Only a week back, as I settled myself on a plane en route to London, the relatively aged woman next to me tapped my shoulder and said, “Excuse me, if no one sitting on those seats, can you please move?” On first instance, I thought she wanted me to exchange seats with someone she knew, but staring at the rather forlorn looking seats at the other end of the aircraft that she pointed at, I figured there was no real reason behind her asking me to move unless she badly wanted to put her feet up and sleep tight. Give it thirty seconds and my brown face, Bangladeshi passport and religious idealism seemed to give a broader and clearer picture. Sadly though (for her), someone did end up taking those seats and with perfectly good intentions, I smiled at her and said, “I guess you’re stuck with me.” In response, her expression was that of a rabbit who was just spotted a fox and doesn’t know where to hide.
Interestingly, and this is the part where my belief in karma got reinstated for the umpteenth time, halfway through the flight, I was the one running from one end of the aircraft to the other, looking for an air hostess who would provide hot water for her flu-struck son. A profuse note of thanks immediately followed and perhaps, a tiny shred of faith into the Muslim mankind reestablished.

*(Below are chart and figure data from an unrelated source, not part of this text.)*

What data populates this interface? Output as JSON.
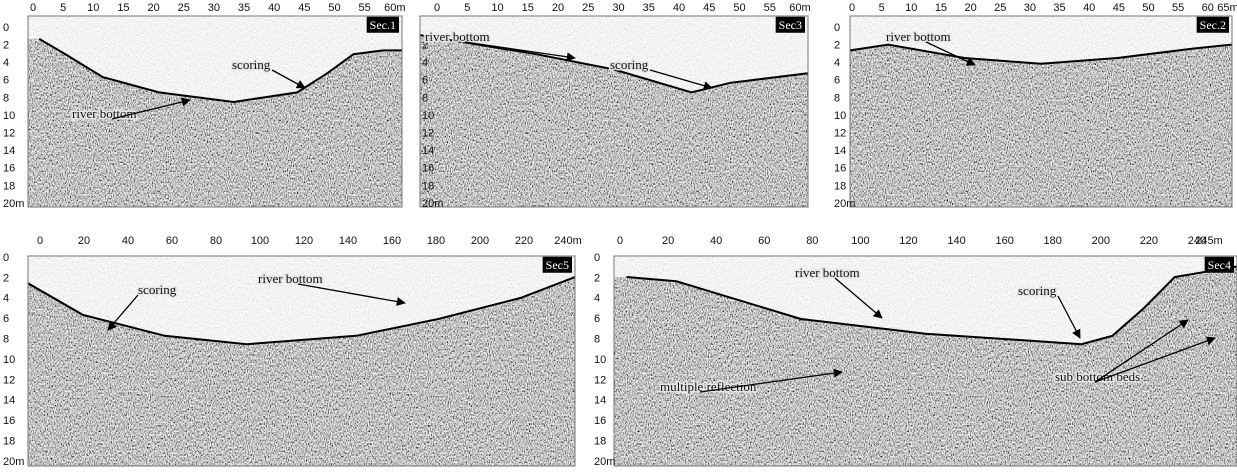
{
  "panels": [
    {
      "label": "Sec.1",
      "x_ticks": [
        "0",
        "5",
        "10",
        "15",
        "20",
        "25",
        "30",
        "35",
        "40",
        "45",
        "50",
        "55",
        "60m"
      ],
      "y_ticks": [
        "0",
        "2",
        "4",
        "6",
        "8",
        "10",
        "12",
        "14",
        "16",
        "18",
        "20m"
      ],
      "annotations": [
        "scoring",
        "river bottom"
      ]
    },
    {
      "label": "Sec3",
      "x_ticks": [
        "0",
        "5",
        "10",
        "15",
        "20",
        "25",
        "30",
        "35",
        "40",
        "45",
        "50",
        "55",
        "60m"
      ],
      "y_ticks": [
        "2",
        "4",
        "6",
        "8",
        "10",
        "12",
        "14",
        "16",
        "18",
        "20m"
      ],
      "annotations": [
        "river bottom",
        "scoring"
      ]
    },
    {
      "label": "Sec.2",
      "x_ticks": [
        "0",
        "5",
        "10",
        "15",
        "20",
        "25",
        "30",
        "35",
        "40",
        "45",
        "50",
        "55",
        "60",
        "65m"
      ],
      "y_ticks": [
        "0",
        "2",
        "4",
        "6",
        "8",
        "10",
        "12",
        "14",
        "16",
        "18",
        "20m"
      ],
      "annotations": [
        "river bottom"
      ]
    },
    {
      "label": "Sec5",
      "x_ticks": [
        "0",
        "20",
        "40",
        "60",
        "80",
        "100",
        "120",
        "140",
        "160",
        "180",
        "200",
        "220",
        "240m"
      ],
      "y_ticks": [
        "0",
        "2",
        "4",
        "6",
        "8",
        "10",
        "12",
        "14",
        "16",
        "18",
        "20m"
      ],
      "annotations": [
        "scoring",
        "river bottom"
      ]
    },
    {
      "label": "Sec4",
      "x_ticks": [
        "0",
        "20",
        "40",
        "60",
        "80",
        "100",
        "120",
        "140",
        "160",
        "180",
        "200",
        "220",
        "240",
        "245m"
      ],
      "y_ticks": [
        "0",
        "2",
        "4",
        "6",
        "8",
        "10",
        "12",
        "14",
        "16",
        "18",
        "20m"
      ],
      "annotations": [
        "river bottom",
        "scoring",
        "multiple reflection",
        "sub bottom beds"
      ]
    }
  ]
}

It’s been ten years since 9/11 and it’s difficult to measure how tangibly the world has learnt on interfaith tolerance. The Muslim majority world has seen its fair share of wars, apologies, more wars and more apologies – but as we stand on the crossroads of an epitome resonating Marshall McLuhan’s Global Village, we ask ourselves – “Have we really taken any lessons home?”
Interfaith dialogue, next to terrorism and political leadership has been one of the most conversational topics across international media over the past decade. Numerous talk shows, documentaries, special news reports and so on have been released – many of which, supposedly trying to strike a fine balance between fundamentalism and “safe livelihoods”. I remember on a weekend night in Toronto a couple of months back, I caught a bunch of serious looking people packed with credentials discussing on late night CBC: “What is the moderate Muslim?” There seemed to be all kinds of discourse and deconstructions on screen, and like any talk show, bottomed down to a point of zero compromise and intolerance of philosophies. Assuming that is a subtler, more acceptable form of intolerance, we move on.
Question is, must we move on? Should we take a second glance, form a more informed opinion or hide under the liberty of indifference because this just isn’t my problem?